The report also notes that the American public’s confidence in science hasn’t wavered at all in recent years, despite major news articles discussing the “crisis” in psychology and elsewhere. And it found that even scientists who have criticized the current state of things aren’t completely on-board with calling science broken.

The committee, while calling for a streamlined approach to replication and reproducibility studies as well as the better storage and availability of datasets for these studies to happen, also concludes that scientists shouldn’t worry too much about replicating any one individual study.

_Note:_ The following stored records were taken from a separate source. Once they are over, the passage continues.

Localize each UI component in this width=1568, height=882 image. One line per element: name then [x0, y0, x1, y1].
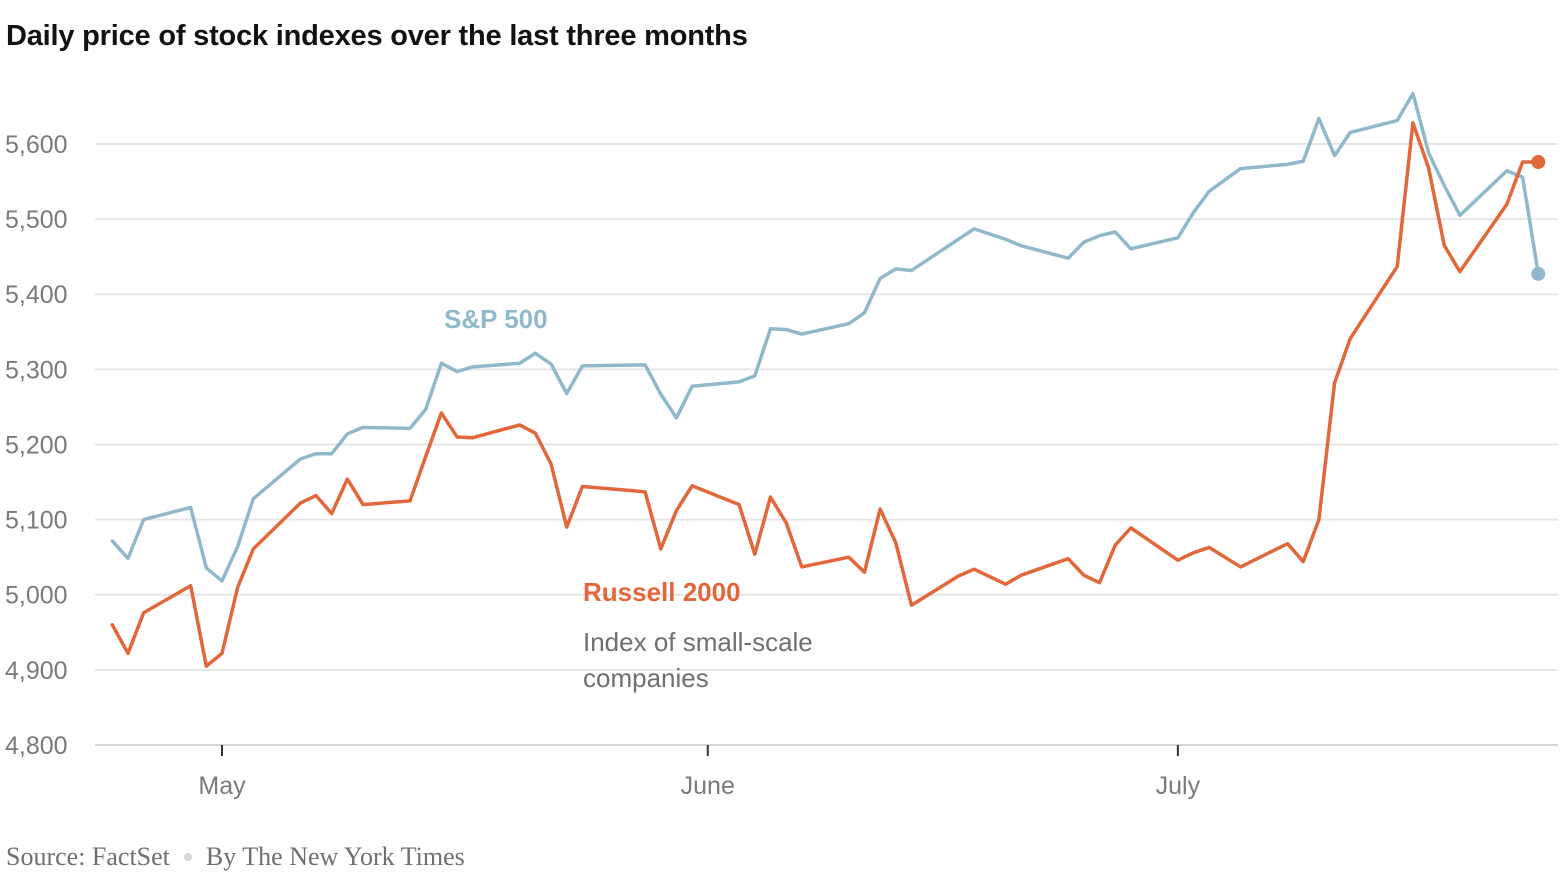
y-tick-label: 4,800: [5, 732, 68, 760]
y-tick-label: 5,400: [5, 281, 68, 309]
series-line-sp500: [110, 91, 1541, 583]
end-marker-russell2000: [1531, 154, 1546, 169]
y-axis-ticks: 4,800 4,900 5,000 5,100 5,200 5,300 5,400 5,500…: [5, 131, 68, 760]
byline: By The New York Times: [205, 842, 465, 871]
chart-title: Daily price of stock indexes over the la…: [6, 20, 748, 52]
footer: Source: FactSet By The New York Times: [6, 842, 465, 872]
y-tick-label: 5,600: [5, 131, 68, 159]
end-marker-sp500: [1531, 266, 1546, 281]
y-tick-label: 4,900: [5, 657, 68, 685]
x-tick-label: June: [681, 772, 735, 800]
x-tick-label: May: [198, 772, 246, 800]
y-tick-label: 5,000: [5, 582, 68, 610]
series-label-sp500: S&P 500: [444, 304, 548, 334]
y-tick-label: 5,500: [5, 206, 68, 234]
y-tick-label: 5,200: [5, 431, 68, 459]
series-lines: [110, 91, 1546, 668]
x-tick-label: July: [1156, 772, 1201, 800]
x-axis-ticks: May June July: [198, 745, 1201, 800]
series-note-russell2000: Index of small-scale companies: [583, 627, 813, 693]
gridlines: [95, 142, 1558, 746]
source-credit: Source: FactSet: [6, 842, 170, 871]
separator-dot: [183, 853, 192, 862]
y-tick-label: 5,300: [5, 356, 68, 384]
series-label-russell2000: Russell 2000: [583, 577, 741, 607]
series-line-russell2000: [110, 121, 1541, 668]
y-tick-label: 5,100: [5, 507, 68, 535]
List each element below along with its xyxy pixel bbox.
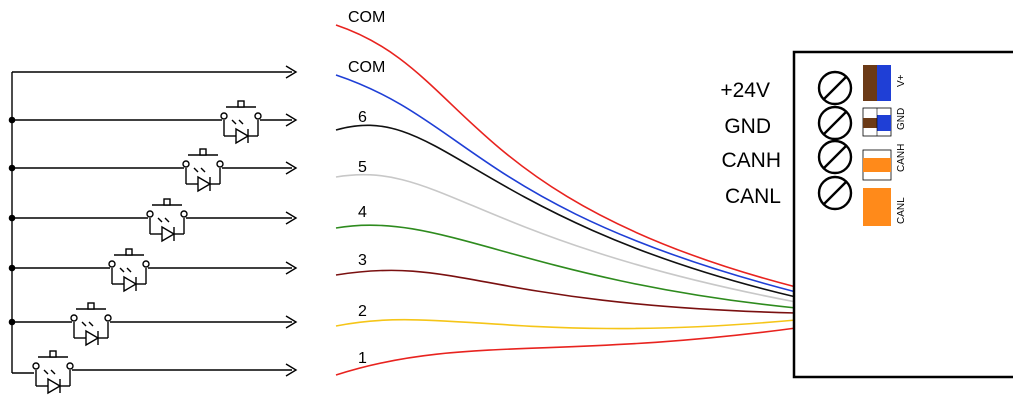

“A predominant focus on the replicability of individual studies is an inefficient way to assure the reliability of scientific knowledge,” they wrote. “Rather, reviews of cumulative evidence on a subject, to assess both the overall effect size and generalizability, is often a more useful way to gain confidence in the state of scientific knowledge.”

Of course, it isn’t just research methods that could stand to improve. The report also singles out journalists, citing a survey showing that 73 percent of Americans agree that the “biggest problem with news about scientific research findings is the way news reporters cover it.”

The report recommended that journalists “should report on scientific results with as much context and nuance as the medium allows,” especially when the research is complicated, contrary to what most similar studies have found on the same topic, or when the researchers involved have possible conflicts of interest, such as prior or current industry funding.

That presumably includes telling readers when a study involves mice instead of people.